Long-term effects may create significant problems, as they can cause lasting damage to the body and affect the person's quality of life. These effects, which are often cumulative, include physical effects, second primary malignancies, and sexuality and psychological issues. Specific effects include:1
- alopecia
- skin reactions
- nail ridging
- thrombophlebitis
- organ damage, e.g. renal, hepatic, pulmonary and cardiac
- neurological problems and CNS toxicity
- sexual dysfunction
- psychological issues.
Fatigue
- Fatigue may be related to the disease and/or treatment effects such as pain, nutritional problems, and myelosuppression.
- Associated with feelings of tiredness, lack of energy and inability to continue, fatigue has been suggested to affect 60-90% of individuals receiving antineoplastic agents.1
Related resource
- Fatigue. Putting Evidence into Practice (PEP) resource, Oncology Nursing Society.
- NCCN Clinical Practice Guidelines in Oncology (NCCN Guidelines) Cancer-Related Fatigue
Nutritional deficits
- These include taste changes, pain from mucositis, nausea and vomiting, and reduced hunger sensations.1
Related resources
- Self-Care Strategies to Cope With Taste Changes After Chemotherapy39
- National Cancer Institute: Nutrition in Cancer Care40: This PDQ cancer information summary provides comprehensive, peer-reviewed information for health professionals about nutrition before, during, and after cancer treatment.
Nerve damage
- Peripheral neuropathy induced by antineoplastic agents impacts on physical functioning and quality of life.
- Antineoplastic agents associated with peripheral neuropathy include platinum compounds, taxanes, vinca alkaloids, thalidomide, and bortezomib.41
Related resource
- Peripheral Neuropathy. Putting Evidence into Practice (PEP) resource, Oncology Nursing Society.
Alopecia
- Hair loss may be apparent 1-2 weeks after administration of antineoplastic agents and reaches a peak in 1-2 months.
- Agents associated with hair loss include: amsacrine, bleomycin, busulfan, cyclophosphamide, cytarabine, dactinomycin, daunorubicin, dacarbazine, doxorubicin, etoposide, 5-FU, hydroxyurea, ifosfamide, interleukin-2, methotrexate, nitrosureas, procarbazine, vinblastine, and vincristine.
- Distress and anxiety related to altered body image and self-concept may occur.1
Sexual and reproductive issues
- Women may experience amenorrhoea with hot flushes, insomnia, and vaginal dryness as well as decreased fertility or permanent infertility.
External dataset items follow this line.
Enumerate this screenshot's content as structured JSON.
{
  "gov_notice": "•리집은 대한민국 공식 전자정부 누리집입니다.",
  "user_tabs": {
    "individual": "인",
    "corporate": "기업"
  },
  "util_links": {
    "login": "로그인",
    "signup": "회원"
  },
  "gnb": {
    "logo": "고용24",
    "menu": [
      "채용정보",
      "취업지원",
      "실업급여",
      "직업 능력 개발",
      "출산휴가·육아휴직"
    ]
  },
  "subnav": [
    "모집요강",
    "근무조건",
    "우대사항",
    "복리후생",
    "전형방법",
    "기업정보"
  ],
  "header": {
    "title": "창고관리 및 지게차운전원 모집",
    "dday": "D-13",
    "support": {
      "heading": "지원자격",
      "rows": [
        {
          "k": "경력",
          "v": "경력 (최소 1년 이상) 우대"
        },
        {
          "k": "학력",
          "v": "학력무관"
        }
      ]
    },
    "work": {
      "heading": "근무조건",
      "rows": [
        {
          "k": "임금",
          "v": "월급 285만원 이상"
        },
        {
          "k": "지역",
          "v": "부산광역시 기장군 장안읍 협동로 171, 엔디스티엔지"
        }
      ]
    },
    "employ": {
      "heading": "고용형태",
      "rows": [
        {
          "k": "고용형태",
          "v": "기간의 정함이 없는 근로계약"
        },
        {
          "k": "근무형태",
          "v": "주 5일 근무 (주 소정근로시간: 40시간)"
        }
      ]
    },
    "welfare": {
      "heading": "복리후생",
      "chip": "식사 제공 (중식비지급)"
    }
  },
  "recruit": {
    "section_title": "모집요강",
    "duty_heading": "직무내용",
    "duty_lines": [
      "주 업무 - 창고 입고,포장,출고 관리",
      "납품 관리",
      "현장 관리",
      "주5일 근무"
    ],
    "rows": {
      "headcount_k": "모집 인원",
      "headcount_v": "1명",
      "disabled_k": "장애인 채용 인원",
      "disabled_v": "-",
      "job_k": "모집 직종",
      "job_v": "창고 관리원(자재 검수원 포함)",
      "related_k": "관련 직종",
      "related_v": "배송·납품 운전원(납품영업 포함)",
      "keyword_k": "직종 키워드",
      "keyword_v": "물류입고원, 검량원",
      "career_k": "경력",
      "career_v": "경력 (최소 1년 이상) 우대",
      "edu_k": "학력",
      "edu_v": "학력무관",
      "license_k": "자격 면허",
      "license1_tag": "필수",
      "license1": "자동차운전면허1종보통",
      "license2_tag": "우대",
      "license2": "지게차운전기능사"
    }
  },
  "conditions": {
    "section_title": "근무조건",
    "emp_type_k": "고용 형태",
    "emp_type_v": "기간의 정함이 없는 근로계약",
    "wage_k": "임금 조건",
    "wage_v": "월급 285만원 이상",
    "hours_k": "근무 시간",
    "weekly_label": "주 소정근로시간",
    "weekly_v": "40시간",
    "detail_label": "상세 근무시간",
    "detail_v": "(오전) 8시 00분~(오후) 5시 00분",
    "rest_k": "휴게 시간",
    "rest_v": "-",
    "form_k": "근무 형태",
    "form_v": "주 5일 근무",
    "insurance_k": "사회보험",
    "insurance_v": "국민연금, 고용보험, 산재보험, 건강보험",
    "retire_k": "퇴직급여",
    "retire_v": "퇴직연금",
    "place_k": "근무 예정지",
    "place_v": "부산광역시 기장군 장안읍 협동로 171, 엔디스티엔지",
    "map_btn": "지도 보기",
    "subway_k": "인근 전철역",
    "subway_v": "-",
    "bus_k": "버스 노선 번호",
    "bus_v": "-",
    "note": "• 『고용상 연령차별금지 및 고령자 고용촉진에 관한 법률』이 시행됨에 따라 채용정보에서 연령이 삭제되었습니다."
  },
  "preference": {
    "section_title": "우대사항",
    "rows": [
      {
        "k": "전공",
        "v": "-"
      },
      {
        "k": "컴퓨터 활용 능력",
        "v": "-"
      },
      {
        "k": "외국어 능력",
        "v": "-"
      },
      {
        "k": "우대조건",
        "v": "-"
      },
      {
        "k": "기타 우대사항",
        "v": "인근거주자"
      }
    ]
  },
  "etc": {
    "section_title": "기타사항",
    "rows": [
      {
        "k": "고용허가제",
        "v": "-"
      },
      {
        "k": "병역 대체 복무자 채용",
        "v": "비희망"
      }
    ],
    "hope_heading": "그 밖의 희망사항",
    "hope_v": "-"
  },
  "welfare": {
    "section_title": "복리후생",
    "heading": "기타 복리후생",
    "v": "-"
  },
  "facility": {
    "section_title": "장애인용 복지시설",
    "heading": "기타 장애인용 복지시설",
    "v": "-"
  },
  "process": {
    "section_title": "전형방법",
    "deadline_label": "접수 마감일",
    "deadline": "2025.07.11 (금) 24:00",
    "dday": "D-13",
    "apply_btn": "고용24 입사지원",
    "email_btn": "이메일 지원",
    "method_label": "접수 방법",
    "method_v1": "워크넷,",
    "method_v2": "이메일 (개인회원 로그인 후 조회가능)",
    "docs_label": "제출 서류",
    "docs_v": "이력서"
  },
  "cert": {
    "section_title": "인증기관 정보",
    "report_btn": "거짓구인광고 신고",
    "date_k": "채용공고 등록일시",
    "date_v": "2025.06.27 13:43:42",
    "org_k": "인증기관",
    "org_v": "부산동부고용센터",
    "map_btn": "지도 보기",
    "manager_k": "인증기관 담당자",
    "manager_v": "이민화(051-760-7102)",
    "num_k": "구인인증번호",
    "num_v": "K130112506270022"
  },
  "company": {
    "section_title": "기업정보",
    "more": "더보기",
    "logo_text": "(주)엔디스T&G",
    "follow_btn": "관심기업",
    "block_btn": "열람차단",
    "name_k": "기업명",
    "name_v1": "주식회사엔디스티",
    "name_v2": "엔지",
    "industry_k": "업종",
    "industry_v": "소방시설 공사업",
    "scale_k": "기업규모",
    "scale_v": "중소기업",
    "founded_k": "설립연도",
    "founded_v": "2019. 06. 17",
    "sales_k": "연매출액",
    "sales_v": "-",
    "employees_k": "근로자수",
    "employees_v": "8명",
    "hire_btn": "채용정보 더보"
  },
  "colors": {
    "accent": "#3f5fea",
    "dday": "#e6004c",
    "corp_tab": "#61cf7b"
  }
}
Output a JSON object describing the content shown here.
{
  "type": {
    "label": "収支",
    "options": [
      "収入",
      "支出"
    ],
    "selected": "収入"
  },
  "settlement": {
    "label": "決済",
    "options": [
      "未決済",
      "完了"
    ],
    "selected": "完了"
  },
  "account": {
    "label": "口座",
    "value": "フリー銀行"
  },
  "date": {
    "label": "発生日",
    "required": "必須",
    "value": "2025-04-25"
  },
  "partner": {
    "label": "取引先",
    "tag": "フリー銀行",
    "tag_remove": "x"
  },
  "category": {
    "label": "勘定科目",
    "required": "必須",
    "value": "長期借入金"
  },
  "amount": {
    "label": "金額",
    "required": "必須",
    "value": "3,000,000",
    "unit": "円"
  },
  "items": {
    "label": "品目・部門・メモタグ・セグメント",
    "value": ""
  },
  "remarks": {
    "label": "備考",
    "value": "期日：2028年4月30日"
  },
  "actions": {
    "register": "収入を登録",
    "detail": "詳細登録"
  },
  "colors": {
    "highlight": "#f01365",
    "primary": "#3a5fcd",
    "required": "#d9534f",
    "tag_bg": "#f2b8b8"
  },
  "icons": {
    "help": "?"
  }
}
- Actual and potential gonadotoxic agents include nitrogen mustard, cyclophoshamide, L-phenalalanine mustard, busulfan, and chlorambucil.1
- Men may experience decreased or absent production of sperm, which may recover over a period of years.
- Sperm production is affected by alkylating agents, cisplatin, vinblastine, and bleomycin1.
Related resources
- National Cancer Institute Sexuality and Reproductive Issues (PDQ®) This PDQ cancer information summary provides comprehensive, peer-reviewed information for health professionals about sexuality and reproductive issues that cancer patients may experience during or after treatment.
- The psychosexual care of women affected by gynaecological cancers42: These learning modules will help all health professionals develop the knowledge and skills to support women and their partners experiencing psychosexual concerns following gynaecological cancer. This resource can be used for self-directed learning or by educators in both clinical and academic settings as part of a facilitated learning program.
Cardiac effects
- Cardiotoxicities may develop as intermediate to late effects after treatment with antineoplastic agents.
- Agents associated with cardiotoxic effects include doxorubicin, epirubicin, mitoxantrone, idarubicin, trastuzumab, bleomycin, high dose cyclophosphamide, 5-FU, ifosfamide, mitomycin-C, and paclitaxel.1
Pulmonary effects
- Pulmonary toxicities occur due to damage to the endothelial cells of the lungs, and result in pneumonitis or fibrosis.
- Agents associated with pulmonary effects include bleomycin, BCNU and CCNU, busulfan, carmustine, chlorambucil, cyclophosphamide, cytarabine, docetaxel, fludarabine, lomustine, melphalan, methotrexate, mitomycin C, and paclitaxel.1
Second primary malignancies
- Secondary malignancies can be categorised as treatment-related, syndromic, or due to shared etiologic influences (lifestyle, environment, individual factors or genetic or other influences).43
- Secondary malignancies are most commonly related to the use of alkylating agents, the duration of therapy and the use of antineoplastic agents in people aged over 40.43
- The most common antineoplastic agent induced second malignancy is acute leukaemia. Second cancers have distinctive chromosome abnormalities, and survival after antineoplastic agent-related leukaemia is generally quite poor. Non-Hodgkin's lymphomas or solid tumours also can occur as second malignancies.43
Learning activity
Choose three long-term effects of antineoplastic agents, and summarise current evidence based strategies to prevent and manage these effects.